2011/2/9
約束を守ることの大切さ
【3:1の法則をビジネスで活用する―組織編(6)】
参考文献:
Barbara L. Fredrickson “Positivity” CROWN
Barbara L. Fredrickson & Marcial F. Losada “ Positive Affect and the Complex Dynamics of Human Flourishing”
Carroll E. Izard “The Psychology of Emotions”
・奥村幸治「一流の習慣術」ソフトバンク新書
中学硬式野球チーム「宝塚ボーイズ」の監督奥村幸治さんが書いた「一流の習慣術」は、メンタルコーチだけでなく、ビジネスパーソンの必読書だと思います。その本のなかに(p76)にこんな記述があります。
「『皿洗いのできないヤツに鮨は握れない』という言葉がありますが、グラウンド整備は野球の基本です。手をかけて整備しないと、いつかグラウンドに裏切られることになると私は思います。トンボ(松下注;グラウンドの土をならす熊手のような道具)かけは地味な作業ですが、黙々と土をならすことで、練習開始に向けて集中力を高めるきっかけにもなります」
当然、宝塚ボーイズの練習グラウンドはよく整備されています。高校野球のあるOBから聞いた話ですが、練習試合に行くと、相手チームのグラウンドを見ただけで、試合の勝ち負けの予測がつくのだそうです。
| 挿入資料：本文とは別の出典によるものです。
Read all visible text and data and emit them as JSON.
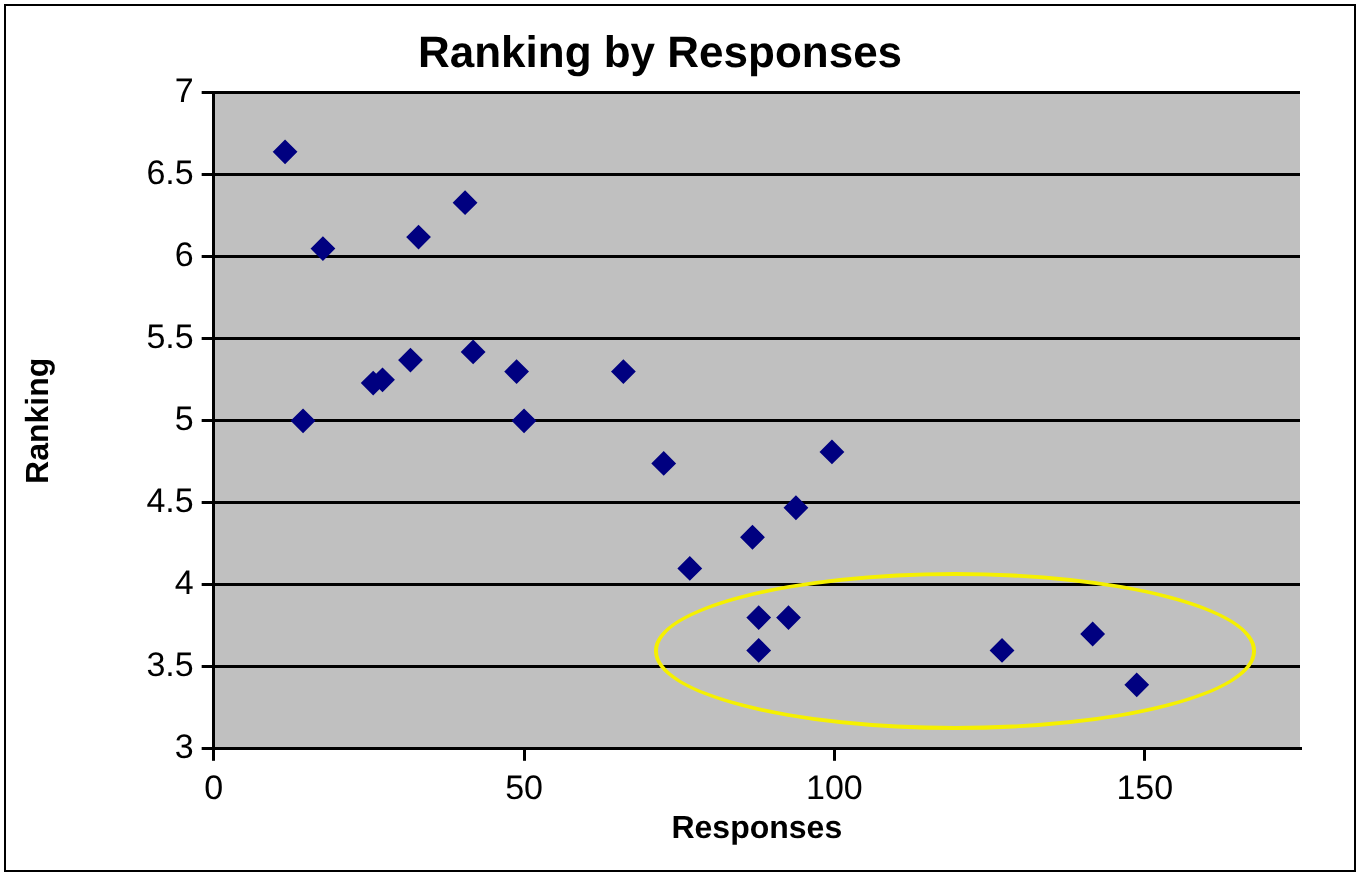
{
  "chart_data": {
    "type": "scatter",
    "title": "Ranking by Responses",
    "xlabel": "Responses",
    "ylabel": "Ranking",
    "x": [
      11.5,
      17.6,
      14.4,
      33,
      40.5,
      25.7,
      27.2,
      31.7,
      41.8,
      48.8,
      50,
      66,
      72.5,
      76.7,
      86.8,
      93.8,
      99.6,
      87.8,
      92.6,
      87.8,
      127,
      141.6,
      148.7
    ],
    "series": [
      {
        "color": "#000080",
        "values": [
          6.64,
          6.05,
          5.0,
          6.12,
          6.33,
          5.23,
          5.25,
          5.37,
          5.42,
          5.3,
          5.0,
          5.3,
          4.74,
          4.1,
          4.29,
          4.47,
          4.81,
          3.8,
          3.8,
          3.6,
          3.6,
          3.7,
          3.39
        ]
      }
    ],
    "xlim": [
      0,
      175
    ],
    "xticks": [
      0,
      50,
      100,
      150
    ],
    "ylim": [
      3,
      7
    ],
    "yticks": [
      3,
      3.5,
      4,
      4.5,
      5,
      5.5,
      6,
      6.5,
      7
    ],
    "grid": "y",
    "legend": false,
    "marker": "diamond"
  }
}
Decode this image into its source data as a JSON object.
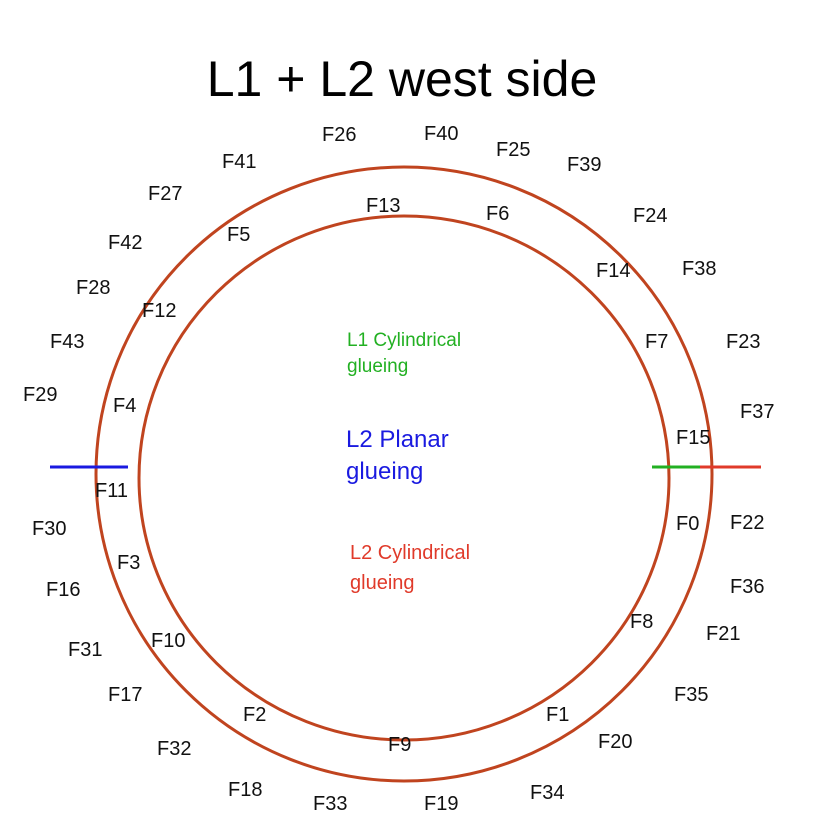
{
  "title": "L1 + L2 west side",
  "colors": {
    "ring": "#c0441f",
    "l1_cylindrical": "#22b022",
    "l2_planar": "#1a1ae0",
    "l2_cylindrical": "#e03a2a"
  },
  "legend": {
    "l1_cylindrical": [
      "L1 Cylindrical",
      "glueing"
    ],
    "l2_planar": [
      "L2 Planar",
      "glueing"
    ],
    "l2_cylindrical": [
      "L2 Cylindrical",
      "glueing"
    ]
  },
  "outer_labels": [
    "F26",
    "F40",
    "F25",
    "F39",
    "F41",
    "F27",
    "F24",
    "F42",
    "F38",
    "F28",
    "F43",
    "F23",
    "F29",
    "F37",
    "F30",
    "F22",
    "F16",
    "F36",
    "F31",
    "F21",
    "F17",
    "F35",
    "F32",
    "F20",
    "F18",
    "F33",
    "F19",
    "F34"
  ],
  "middle_labels": [
    "F13",
    "F6",
    "F5",
    "F14",
    "F12",
    "F7",
    "F4",
    "F15",
    "F11",
    "F0",
    "F3",
    "F8",
    "F10",
    "F2",
    "F1",
    "F9"
  ]
}
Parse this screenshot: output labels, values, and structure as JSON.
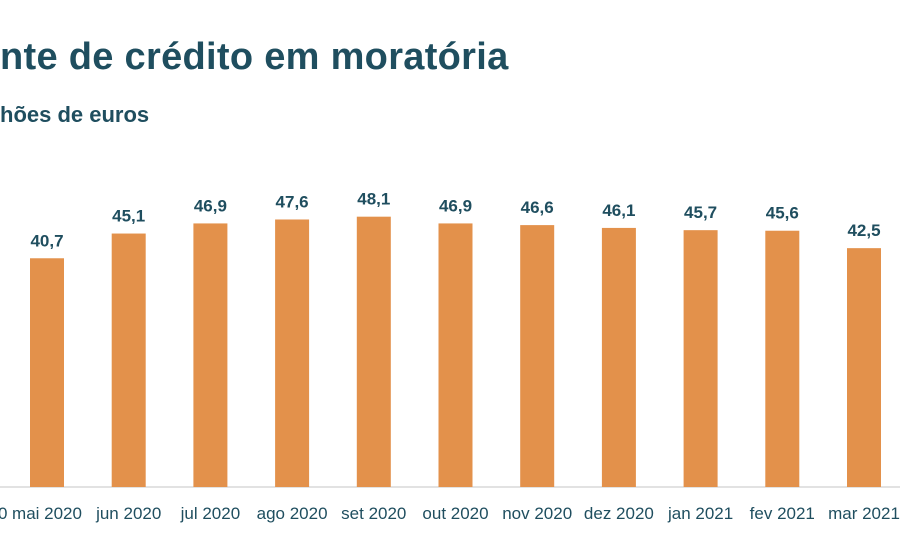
{
  "title": "nte de crédito em moratória",
  "subtitle": "hões de euros",
  "colors": {
    "bar": "#e3914b",
    "text": "#1f4e5f",
    "axis": "#d9d9d9"
  },
  "chart_data": {
    "type": "bar",
    "title": "nte de crédito em moratória",
    "subtitle": "hões de euros",
    "xlabel": "",
    "ylabel": "",
    "ylim": [
      0,
      50
    ],
    "grid": false,
    "categories": [
      "mai 2020",
      "jun 2020",
      "jul 2020",
      "ago 2020",
      "set 2020",
      "out 2020",
      "nov 2020",
      "dez 2020",
      "jan 2021",
      "fev 2021",
      "mar 2021"
    ],
    "value_labels": [
      "40,7",
      "45,1",
      "46,9",
      "47,6",
      "48,1",
      "46,9",
      "46,6",
      "46,1",
      "45,7",
      "45,6",
      "42,5"
    ],
    "values": [
      40.7,
      45.1,
      46.9,
      47.6,
      48.1,
      46.9,
      46.6,
      46.1,
      45.7,
      45.6,
      42.5
    ]
  }
}
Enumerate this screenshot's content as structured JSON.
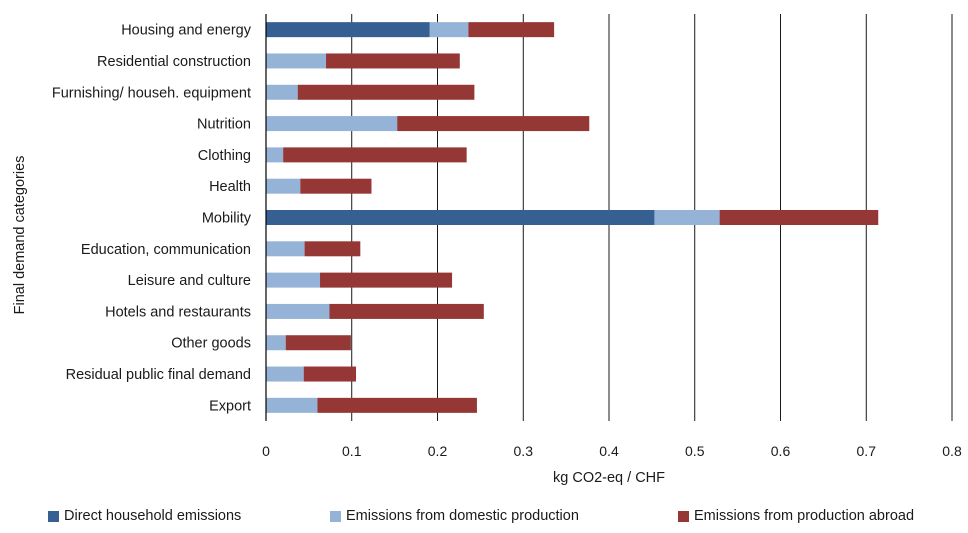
{
  "chart_data": {
    "type": "bar",
    "orientation": "horizontal",
    "stacked": true,
    "title": "",
    "xlabel": "kg CO2-eq / CHF",
    "ylabel": "Final demand categories",
    "xlim": [
      0,
      0.8
    ],
    "xticks": [
      "0",
      "0.1",
      "0.2",
      "0.3",
      "0.4",
      "0.5",
      "0.6",
      "0.7",
      "0.8"
    ],
    "grid": "vertical",
    "legend_position": "bottom",
    "categories": [
      "Housing and energy",
      "Residential construction",
      "Furnishing/ househ. equipment",
      "Nutrition",
      "Clothing",
      "Health",
      "Mobility",
      "Education, communication",
      "Leisure and culture",
      "Hotels and restaurants",
      "Other goods",
      "Residual public final demand",
      "Export"
    ],
    "series": [
      {
        "name": "Direct household emissions",
        "color": "#366092",
        "values": [
          0.191,
          0,
          0,
          0,
          0,
          0,
          0.453,
          0,
          0,
          0,
          0,
          0,
          0
        ]
      },
      {
        "name": "Emissions from domestic production",
        "color": "#95b3d7",
        "values": [
          0.045,
          0.07,
          0.037,
          0.153,
          0.02,
          0.04,
          0.076,
          0.045,
          0.063,
          0.074,
          0.023,
          0.044,
          0.06
        ]
      },
      {
        "name": "Emissions from production abroad",
        "color": "#953735",
        "values": [
          0.1,
          0.156,
          0.206,
          0.224,
          0.214,
          0.083,
          0.185,
          0.065,
          0.154,
          0.18,
          0.076,
          0.061,
          0.186
        ]
      }
    ]
  }
}
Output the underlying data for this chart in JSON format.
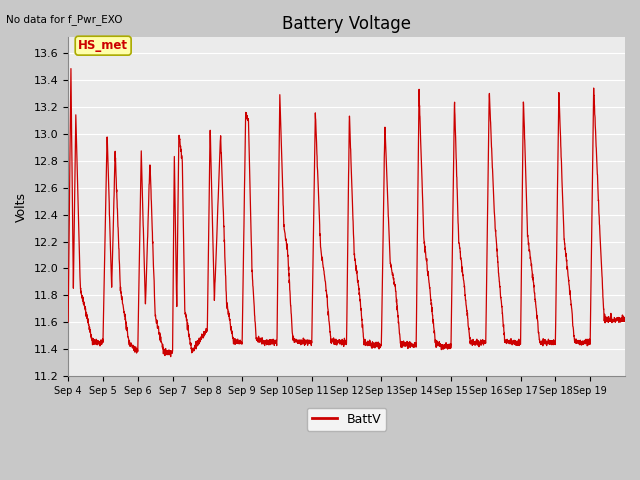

私は丸子修学館高校野球部のメンタルコーチもしていますので、ときどき練習試合に同行します。私の体験は限られたものですが、強豪高校のグラウンドはよく整備されています。強豪高校ですから、練習量は平均レベルの高校をはるかに超えています。グラウンドの使用時間も、回数も多く、グラウンドの土はかなり荒れるはずです。それにも関らずグラウンドはよく整備されています。チームの強さと、グラウンド整備にはどのような関係があるのでしょうか?もしグラウンド整備が行き届いていることと、チームの強さとに直接の因果関係があれば、グラウンド整備に力をいれるだけで甲子園優勝も可能になるはずですが、そんなことはまずありえません。間接的な因果関係があると考えたほうがよいでしょう。私は次のような因果関係を考えました。
グラウンドの整備が行き届いている→手抜きをする選手がいない→チーム全員が約束を守る→練習や試合にも手抜きをしない→チームメンバーがお互い信頼している→チームワークがよい→チームが強い
何層にも重なった因果関係ですから検証は難しいでしょうが、現場の感覚にはぴったりします。野球のグラウンドが広く、監督やコーチの監視の目がいくら厳しくても、すべてを観ていることはできません。隅々まできちんと整備するためには、チーム全員が監督やコーチが観ていなくても手抜きをしないことが必要です。トンボかけに手抜きをしないチームが、練習や試合に手抜きをするとは考えられません。常にメンバーが自分の言動に責任を持っているならば、相互の信頼関係が強固だと考えられます。相互の信頼関係こそがチームワークのコアです。チームワークがよく、練習にも試合にも手抜きをしないチームが弱いはずがありません。3対1を実現するためには、チームメンバー一人一人が約束を守ることは必須だと思います。